If you hadn't already guessed.... today is my birthday.

My 40th birthday..... (wow!!)

All my babies have wished me a Happy Birthday, and my hubby has as well.

Last week we moved into our brand new home!

Well, it's new to us anyway... ;) And such a blessing!! I'm SO thankful for this home that is ours! Renting was starting wear on us (11 years of renting...)

Needless to say, it has been a very very busy time.

Back in the beginning of September I went on a trip with my sister to Orlando, FLorida that was a 40th birthday hurrah from my sweet family to me. It was a ton of fun, and yes..we missed the hurricane...

When I got back there was more to be done for moving, our anniversary, my daughter's 11th birthday AND our move!!

I'm sweating just typing that...haha...

So, here I am! In our new house, a year older (and wiser, I have the white hair to prove it. ;)), getting ready to start another run of school with my kiddos and trying to get unpacked in the midst of that. My hands are officially full!!

(But good full....;))

I came into this year with three understandings from God that I am going to share with you now....

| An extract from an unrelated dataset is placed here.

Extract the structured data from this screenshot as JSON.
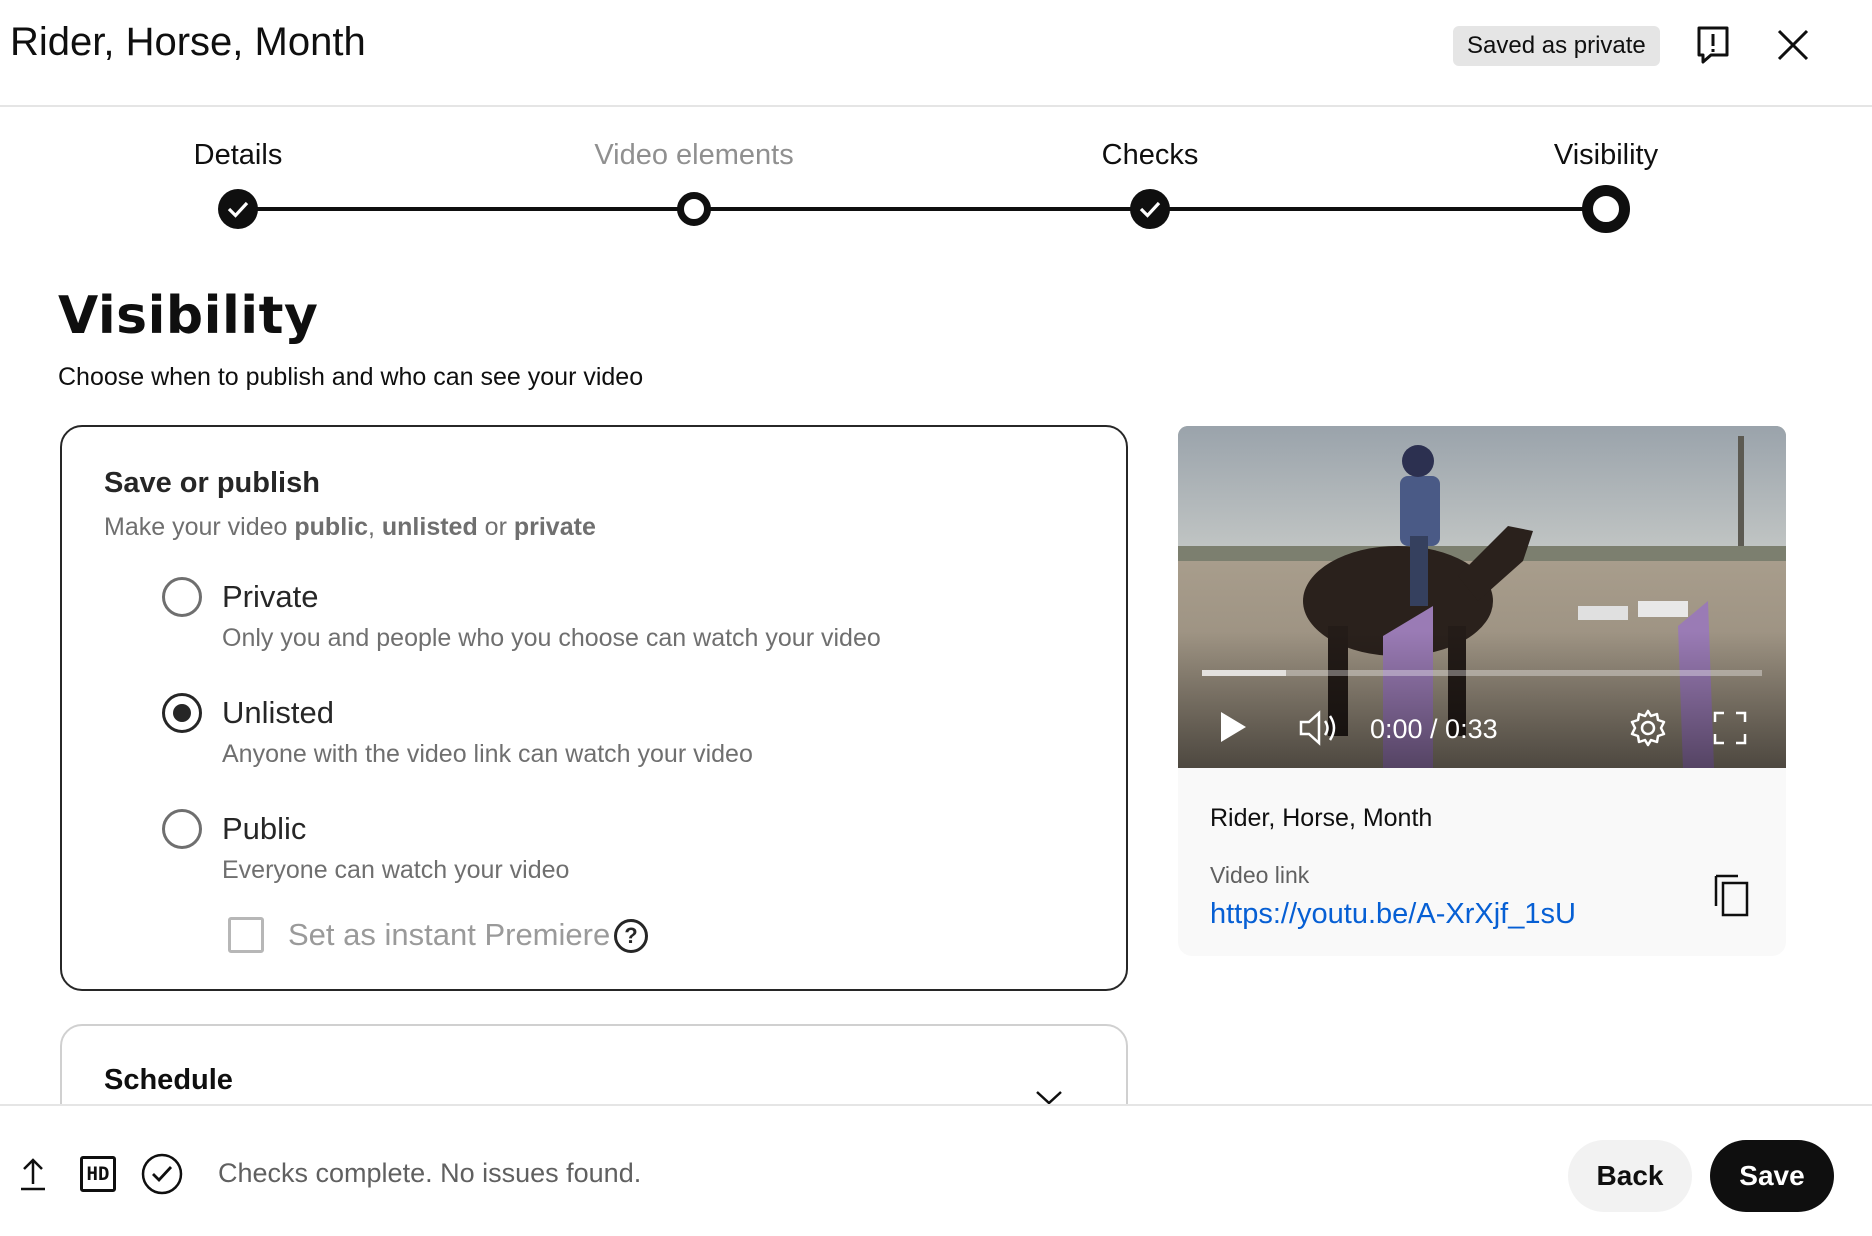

1. This was going to be a year of trusting in Him. My word for the year is actually Unafraid. Which coincidentally made me just a teensy bit nervous... which I am sure you understand..

2. Things were going to change...but I didn't know HOW they were going to change.

3. That He was going to be doing a very deep work in me during this time, and while it would not be pleasant, it would be GOOD.

All of that has come to pass! God is ALWAYS good and faithful to fulfill what He says He will. Even when it looks different than we thought it might. Amen?

This morning I woke up at 5am. I have come to love 5am because I know that Jesus and I are going to talk...and I love those talks. My devotionals this morning spoke into everything that my heart and mind were chewing on. Boy, can I chew on things!!!! ;)

You see, God has been birthing something of a revolution in me this year. Lots and lots of change.... clearing out of old crud to make way for restoration. (When God restores something, it never means that He is bringing it back to a time that was better in our life, or made us happier...it means that He is completely removing the grossness of what we accrued in the world before coming to Him, so that He can place in us the perfect plan He always intended for our lives...pretty cool huh?)

Restoring of how I see myself to how He always intended it to be.....

Restoring the understanding that I AM valuable and I DO have something to offer....

Restoring the dreams and hopes that He gave me to begin birthing what He created to come through me....

And SO much more!! However, I want you to be able to get through this post within the century, so I just leave it at those three.

I am being called to balance, peace, and grace filled living in Him.

Which means relying ONLY on Him for my every need.

It also means carrying with me daily the truth of who I am according to Him... not according to the world and those around me.

Being who I was for so many years (a people pleaser who was terrified of not being like, but never believed that she really was liked...what a mess huh??) I held the opinions of people about me over the truth of what God said. I put too much stock and value in it.

Well.

No more.

.....and that is a little scary....but also really freeing and feels amazing!!

So. This is 40.

And that, my friends, is something I am looking forward to delving deeply into with Jesus at the wheel.